Robust-first computing: Beyond efficiency

Robust-first computing: Beyond efficiency

For the safety of society, and to build really big computers, we should pursue
robust-first computing. A system is robust if it tends to do
something sensible even when its design assumptions are under stress or violated. Which sounds like a
good thing — you see ‘Robust’ on feature checklists —
but at the same time, a lot of computer science is about using computer hardware efficiently. And that also sounds like a good
thing, but efficiency and robustness are at
odds over redundancy which robustness requires, but efficiency eliminates. So for computers out in the real world, for systems meant
to have actual responsibility, we should put robustness
first, and view maximizing efficiency not
as an inherent virtue, but more as a regrettable sometimes
necessity. So that’s the core message of an essay
I’ve got in the October issue of CACM, and this
is a little video intro. So I want to start with a Why do computers crash? I’ve been asking that question around
the country over the last year and a half and people say: bad hardware, bugs, user
errors, malware. But the deeper reason is: we made ’em that way. We design computers to freeze up at the first surprise. Why do we do that? Well, as computer programmers, we were counting on there being no
surprises– everything being completely reliable, so
that we could just put all the steps that we needed in a row, and we basically never gave a second thought to
what would happen if any of those steps went wrong. That attitude goes all the way back to the earliest days of digital computing. And at the very
beginning it’s like there was a contract between the computer engineers and manufacturers on
one side and the computer scientists and programmers on the other side — though they weren’t
really called that — and the idea was: Hardware shall provide reliability. It
takes the unruly physical world and turns it into logic. Software’s job is to take logic and turn it into functions that
are valuable; turn into something that’s desirable
enough to provide enough revenue to pay for the hardware and the
software and everything together. And that’s the way the deal worked. At first, hardware was incredibly expensive and really weak. And that created incredible
pressure on the software to get as much desirability as possible
out of the sunk cost of whatever hardware you were dealing
with. And so there was incredible pressure to be correct for whatever desirability meant, and then to be
as efficient as possible. And this sort of ‘CEO’ idea
— that software’s about Correctness and Efficiency Only — is still
the backbone of computer science — algorithm design
and so forth. The world has changed from then. Hardware is now much much
cheaper, it’s often more powerful than we need
for some given task, and there are bugs everywhere. Correctness — it’s not even
clear what correctness means, in most cases. So the world has changed but in many ways we’re still carrying
this original software CEO attitude with us. For the safety of society, and to let us
build really big computers, we should change that attitude, and think
about putting robustness first and figuring out what that would mean.
Building a body of science and engineering knowledge around computing robust-first. So, that’s
the pitch Let’s do a demo and then wrap-up. So the example I do is sorting, specifically, pairwise comparison
sorting. So let’s, let’s see what that is
quickly. Alright, I’ve got a deck of cards here.. We’ve got cards, they’re sort of magic cards.

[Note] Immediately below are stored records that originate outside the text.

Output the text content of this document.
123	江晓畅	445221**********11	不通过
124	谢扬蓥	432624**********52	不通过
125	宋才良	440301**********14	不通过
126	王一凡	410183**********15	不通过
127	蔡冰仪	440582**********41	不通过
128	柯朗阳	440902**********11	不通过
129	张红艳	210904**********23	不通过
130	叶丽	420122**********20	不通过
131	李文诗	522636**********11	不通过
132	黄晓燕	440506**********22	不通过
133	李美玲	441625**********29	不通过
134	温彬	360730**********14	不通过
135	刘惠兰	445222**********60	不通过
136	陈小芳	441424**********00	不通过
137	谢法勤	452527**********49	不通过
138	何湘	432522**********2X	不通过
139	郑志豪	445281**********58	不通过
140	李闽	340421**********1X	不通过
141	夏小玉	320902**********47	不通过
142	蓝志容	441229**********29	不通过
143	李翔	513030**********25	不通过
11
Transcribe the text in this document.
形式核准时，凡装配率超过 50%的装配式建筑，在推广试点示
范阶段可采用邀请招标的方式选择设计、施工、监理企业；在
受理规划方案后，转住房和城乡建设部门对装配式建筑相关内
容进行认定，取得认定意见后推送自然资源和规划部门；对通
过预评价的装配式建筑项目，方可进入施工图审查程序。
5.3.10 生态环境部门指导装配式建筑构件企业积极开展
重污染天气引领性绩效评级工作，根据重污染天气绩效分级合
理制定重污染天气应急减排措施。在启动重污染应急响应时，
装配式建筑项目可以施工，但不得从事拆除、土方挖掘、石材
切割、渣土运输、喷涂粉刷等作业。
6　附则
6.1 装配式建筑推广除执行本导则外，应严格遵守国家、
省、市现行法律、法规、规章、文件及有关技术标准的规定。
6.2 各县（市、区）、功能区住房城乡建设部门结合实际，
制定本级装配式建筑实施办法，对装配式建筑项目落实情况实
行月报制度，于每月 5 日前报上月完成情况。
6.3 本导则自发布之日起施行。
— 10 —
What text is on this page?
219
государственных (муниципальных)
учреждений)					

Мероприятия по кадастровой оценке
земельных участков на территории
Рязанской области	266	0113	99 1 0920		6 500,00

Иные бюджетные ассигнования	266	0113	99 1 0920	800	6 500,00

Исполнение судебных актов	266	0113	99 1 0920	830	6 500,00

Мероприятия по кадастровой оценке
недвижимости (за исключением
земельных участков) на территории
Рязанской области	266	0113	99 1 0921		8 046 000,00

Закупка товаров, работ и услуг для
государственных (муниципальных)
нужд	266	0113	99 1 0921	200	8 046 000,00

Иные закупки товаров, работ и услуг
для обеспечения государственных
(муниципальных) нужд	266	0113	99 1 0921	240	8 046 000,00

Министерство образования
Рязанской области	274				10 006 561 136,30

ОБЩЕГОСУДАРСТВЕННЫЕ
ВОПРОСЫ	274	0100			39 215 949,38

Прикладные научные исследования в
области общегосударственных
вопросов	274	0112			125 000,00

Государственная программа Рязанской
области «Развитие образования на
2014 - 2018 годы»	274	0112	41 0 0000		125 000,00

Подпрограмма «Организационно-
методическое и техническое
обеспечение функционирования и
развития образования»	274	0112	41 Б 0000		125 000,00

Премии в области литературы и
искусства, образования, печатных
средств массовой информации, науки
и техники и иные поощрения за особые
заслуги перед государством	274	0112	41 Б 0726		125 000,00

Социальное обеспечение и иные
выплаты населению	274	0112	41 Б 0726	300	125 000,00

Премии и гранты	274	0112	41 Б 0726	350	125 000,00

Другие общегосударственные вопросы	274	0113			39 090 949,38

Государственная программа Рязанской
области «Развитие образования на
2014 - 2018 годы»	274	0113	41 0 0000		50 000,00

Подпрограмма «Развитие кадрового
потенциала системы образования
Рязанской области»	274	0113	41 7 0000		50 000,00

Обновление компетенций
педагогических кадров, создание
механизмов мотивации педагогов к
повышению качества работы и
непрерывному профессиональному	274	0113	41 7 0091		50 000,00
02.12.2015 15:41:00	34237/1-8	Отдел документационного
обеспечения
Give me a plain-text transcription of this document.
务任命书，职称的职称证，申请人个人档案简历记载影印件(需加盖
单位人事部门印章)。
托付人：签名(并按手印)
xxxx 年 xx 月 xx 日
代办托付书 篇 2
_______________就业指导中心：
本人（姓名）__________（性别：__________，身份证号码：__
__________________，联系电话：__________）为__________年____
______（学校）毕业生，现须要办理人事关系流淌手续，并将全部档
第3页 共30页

And we can %uh shuffle them and square them up %uh like that, okay? So if we take some of
these cards and whups.. The thing that makes these cards
weird is they are like alien cards from Roswell New Mexico, something like that. So if we were to try
to put these in order, how would we do it? You know, is
the two suns, with the thing, better than the green and the red.. Who knows? Well it turns out, in addition to
this alien card deck, we got an alien card comparison device. And that’s
what this thing up here is. And the way it works is, we stick a couple of
cards in it, and it crunches over them and it decides. Okay this one is higher than this one. So then we can stick
this one in and compare it to that guy. Alright well this one’s higher,
and so on. Do this, and alright this one’s higher. Alright so in fact that guy.. this guy just kind of
worked his way down to the bottom So now do we know that these guys are all in
order yet? Well we don’t exactly because we haven’t compared all of them to all of them, but we can try that.
It’s easier to move the comparison thing. Alright, those guys seem all right. These guys see they also wanted to swap. And finally
these guys.. Alright, they’re happy the way they are. So is that it? Are we done? Now it said they’re both equal. Well,
let’s say it’s all right. Those guys are still in order and those guys are still in order, OK.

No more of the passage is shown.